Cultural Entrepreneurship: Good or Bad Work?

In her chapter entitled Good Work? Rethinking Cultural Entrepreneurship (in Creativity and Cultural Policy edited by Bilton), Kate Oakley rethinks entrepreneurship and the notion of good work. The thrust of her argument is that the policy rhetoric encouraging entrepreneurship in the cultural sector needs to take note of the challenges of cultural work and self-employment. A better understanding of different practices and individual experiences needs to inform the ‘rethinking of cultural entrepreneurship’. As Oakley states, there is a ‘disconnect between the discourse of cultural entrepreneurship and the reality of it.’

I’d like to pick up a few ideas from Oakley’s chapter and add my own research and comments to the debate.

As Oakley discusses, the push into entrepreneurship experienced by some sectors, such as those working in television, has resulted in many former employees becoming reluctant entrepreneurs or self-employed freelancers. However, this is only true of some sub-sectors of the cultural industries. In many other sectors including authors, artists, craftspeople, musicians, self-employment is not new. Indeed, new disciplines such as social media consultants, bloggers and individuals carving out careers in new areas such as data visualisation there is no precedent or former employer. As Oakley rightly points out, there is an over supply of labour but I also find innovative new possibilities being created. Cultural entrepreneur are often leading the way before larger companies have the time to catch up with digital and technological developments.

Academic critiques of cultural entrepreneurship, often refers to the idea that the fulfilment derived from autonomy and individual creativity are exagerated and are part of the ‘professed pleasures’ motivating individuals to become self-employed. Oakley refers to McRobbie’s research when stating that ‘this independent work becomes a source for self-realisation’ as well as an association with romantic notions of a bohemian lifestyle. But I find this critique problematic for two reasons. Firstly, there is a patronising tone in the researcher who is unwilling to accept an individuals version of their experience. Is ‘professed’ pleasure not reliable evidence of a person enjoying autonomy and the possibilities for creative expression? Or are cultural entrepreneurs deluding themselves and others?

Secondly, many of the cultural entrepreneurs I have interviewed do not see themselves as ‘creatives’ or as ‘artists’ seeking to express themselves.
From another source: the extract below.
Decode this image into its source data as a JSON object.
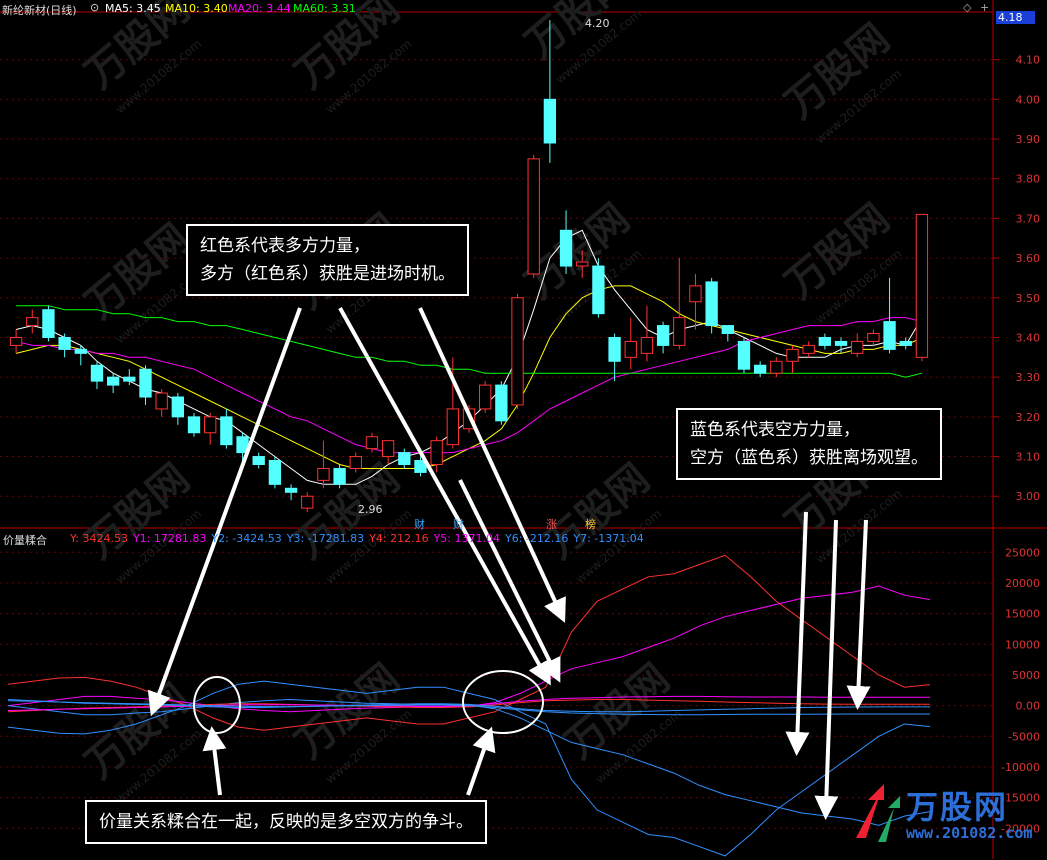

Many work in positions described by Bourdieu as cultural intermediaries or a messy combination of creative, cultural production and distribution without necessarily seeing the boundaries between these activities. Autonomy is often linked to self-expression in discussions with art and design students but this is not always the case for cultural entrepreneurs who come from a wider range of disciplines.

My final point refers to the idea of ‘doing good work’ and to issues raised by Banks in his paper the Moral Economy and Cultural Work in which he draws on a sense of place as important to cultural entrepreneurs in Manchester. My own empirical research in Birmingham suggests similar findings. A real commitment to the local cultural industry community and to the city is demonstrated through both individual moral principles as well as through action and engagement with local cultural policies and city developments. In this context, I too have found evidence of what Ross (2003) calls the ‘hidden costs’ of cultural work in the long hours and commitment expected of oneself and others, but I  reveal personal agency as playing an important role. We may not like it but self-management is increasingly an aspect of career development regardless of whether we are employed or self-employed.

Yes, there are many issues with policies which wholeheartedly endorse entrepreneurship and there are many under researched challenging aspects of cultural work, but a closer inspection may expose that some of the solutions Oakley seeks already exist. In my opinion,  an exploration of the lived experience of cultural work reveals a more nuanced and more complex impression of cultural entrepreneurship.